- Genre: Crime Drama
- Written by: Tom Lazarus
- Directed by: Harry Falk Jr.
- Starring: Gil Gerard; Bernie Casey; Wings Hauser; Mimi Rogers; Christina Hart; Brion James; Ron Karabatsos; Mickey Jones; Raven De La Croix; Robert Dryer;
- Composer: Lance Rubin
- Country of origin: United States
- Original language: English

Production
- Producer: Paul Pompian
- Cinematography: Michael P. Joyce
- Editor: Ann E. Mills
- Running time: 120 minutes (with commercials)
- Production companies: Paul Pompian Productions; MGM Television;

Original release
- Network: CBS
- Release: November 20, 1982

= Hear No Evil (1982 film) =

1982 film by Harry Falk Jr.

Hear No Evil is a 1982 made-for-television-film directed by Harry Falk Jr. and written by Tom Lazarus. The TV film stars Gil Gerard, Bernie Casey, Wings Hauser, Mimi Rogers, Christina Hart, Brion James, Ron Karabatsos, Mickey Jones, Raven De La Croix, and Robert Dryer.

==Plot==
After a cop becomes deaf in a fight, he tries to break up a drug ring run by bikers.

==Production==
Hear No Evil is based on the true story of William O. "Bill" Zerby, a former Marine who, as a Solano County Sherriff's Office narcotics detective, aggressively pursued members of the Hells Angels suspected of producing and distributing methamphetamine in the San Francisco Bay Area. Zerby was injured, suffered severe hearing loss and was forced to retire from his law enforcement agency as a result of an explosive device detonated as he was entering his car in front of his home on January 30, 1978. He was en route to court for a prehearing in the methamphetamine possession trial of Oakland Hells Angels chapter vice-president James Ezekiel "Jim-Jim" Brandes at the time. Brandes, who had previously been found to be in possession of a military handbook on booby traps and an address book containing the address, phone number and the license-plate number of Zerby when he was arrested on drug charges by Zerby and another detective on November 14, 1977, stated to a reporter for Rolling Stone magazine in or around November 1978 that "Zerby drew a line and stepped over it. I don't take that from anybody in the streets, and I sure ain't gonna take that from him. I don't let nobody come around and shove me around. I don't think anyone does if he's a man." The following year, Brandes and Kenneth Jay "K.O." Owen, a member of the Vallejo Hells Angels who had previously been arrested after a raid on his home led by Zerby uncovered narcotics and prohibited firearms on June 21, 1977, were charged with the attempted murder of Zerby as part of a racketeering case. Brandes and Owen were ultimately acquitted of the attempt on Zerby's life. Brandes later committed suicide by hanging himself in prison circa 1994. Owen died July 4, 2016, and Zerby died in 2021 at the age of seventy-nine.

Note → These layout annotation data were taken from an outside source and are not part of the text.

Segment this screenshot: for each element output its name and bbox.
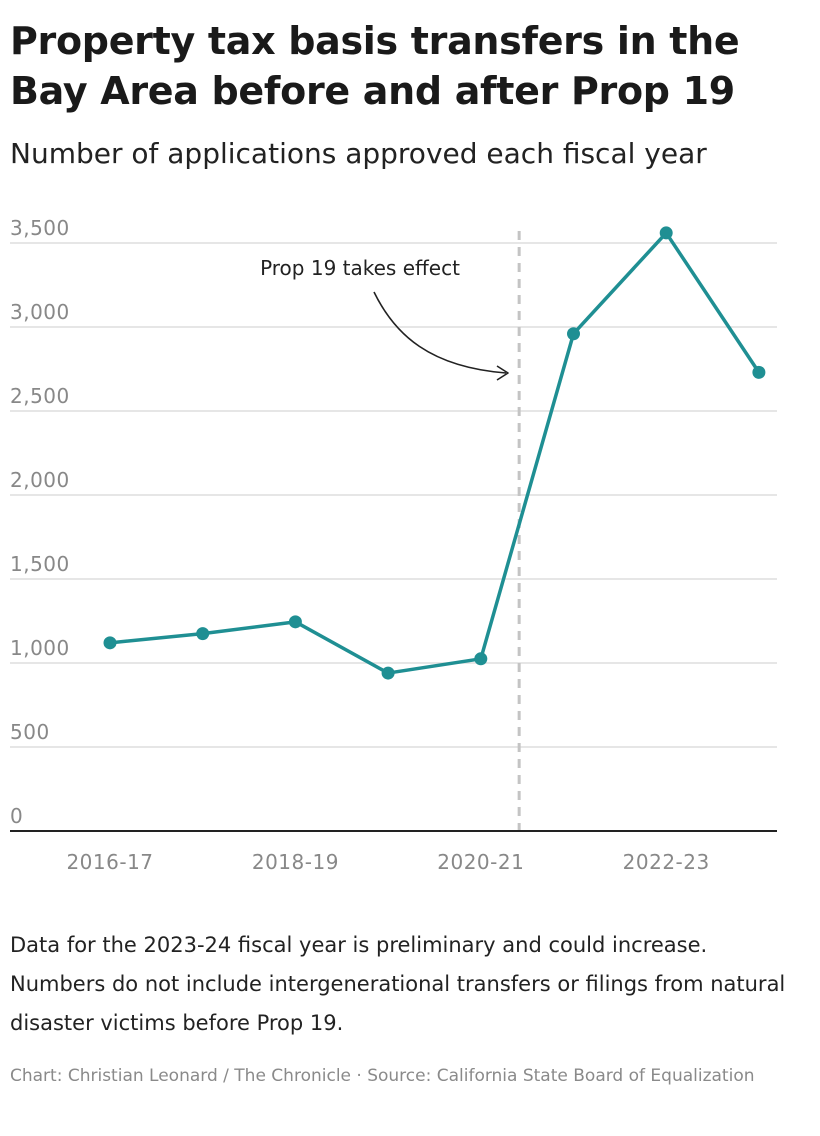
x-tick-label: 2022-23 <box>623 850 710 874</box>
source-credit: Chart: Christian Leonard / The Chronicle… <box>10 1066 755 1086</box>
y-tick-label: 1,500 <box>10 552 70 576</box>
x-axis-labels: 2016-17 2018-19 2020-21 2022-23 <box>66 850 709 874</box>
y-tick-label: 500 <box>10 720 50 744</box>
x-tick-label: 2016-17 <box>66 850 153 874</box>
prop19-marker: Prop 19 takes effect <box>260 231 521 831</box>
gridlines <box>10 242 777 748</box>
chart-title: Property tax basis transfers in the Bay … <box>10 19 740 113</box>
data-point <box>103 636 117 650</box>
data-point <box>474 652 488 666</box>
annotation-arrow <box>373 291 507 374</box>
chart-subtitle: Number of applications approved each fis… <box>10 137 707 170</box>
y-tick-label: 0 <box>10 804 23 828</box>
data-point <box>381 666 395 680</box>
x-tick-label: 2020-21 <box>437 850 524 874</box>
line-chart: 0 500 1,000 1,500 2,000 2,500 3,000 3,500 Prop … <box>0 195 820 895</box>
data-point <box>288 615 302 629</box>
y-tick-label: 3,000 <box>10 300 70 324</box>
x-tick-label: 2018-19 <box>252 850 339 874</box>
data-point <box>752 365 766 379</box>
data-point <box>567 327 580 341</box>
chart-canvas: 0 500 1,000 1,500 2,000 2,500 3,000 3,500 Prop … <box>10 216 777 874</box>
series <box>103 226 766 680</box>
y-axis-labels: 0 500 1,000 1,500 2,000 2,500 3,000 3,500 <box>10 216 70 828</box>
y-tick-label: 2,500 <box>10 384 70 408</box>
annotation-arrowhead <box>496 365 509 381</box>
data-point <box>196 627 210 641</box>
series-line <box>109 231 761 675</box>
y-tick-label: 3,500 <box>10 216 70 240</box>
annotation-label: Prop 19 takes effect <box>260 256 460 280</box>
y-tick-label: 2,000 <box>10 468 70 492</box>
footnote: Data for the 2023-24 fiscal year is prel… <box>10 933 786 1035</box>
data-point <box>659 226 673 240</box>
y-tick-label: 1,000 <box>10 636 70 660</box>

Producer Paul Pompian heard of the Zerby incident while filming a TV pilot in San Francisco and decided to pursue the idea of translating the events into a teleplay. Paul Pompian Productions and MGM Television produced the television film which could have become a television series.

==Reception==
===Critical response===
Film critic John J. O'Connor of The New York Times wrote in his review: "TRAINING for a new gimmick in the old police-drama formula, Hear No Evil, tomorrow's television movie on CBS, Channel 2, at 9, comes up with a deaf cop." Staff of the Pittsburgh Post-Gazette wrote: "Gil Gerard as Bill Dragon in a routine cop drama with a banal script and what only approximates acting. Even the central gimmick of permanently deafening the hero in an explosion seems to have been transferred by rubbings from ancient stones."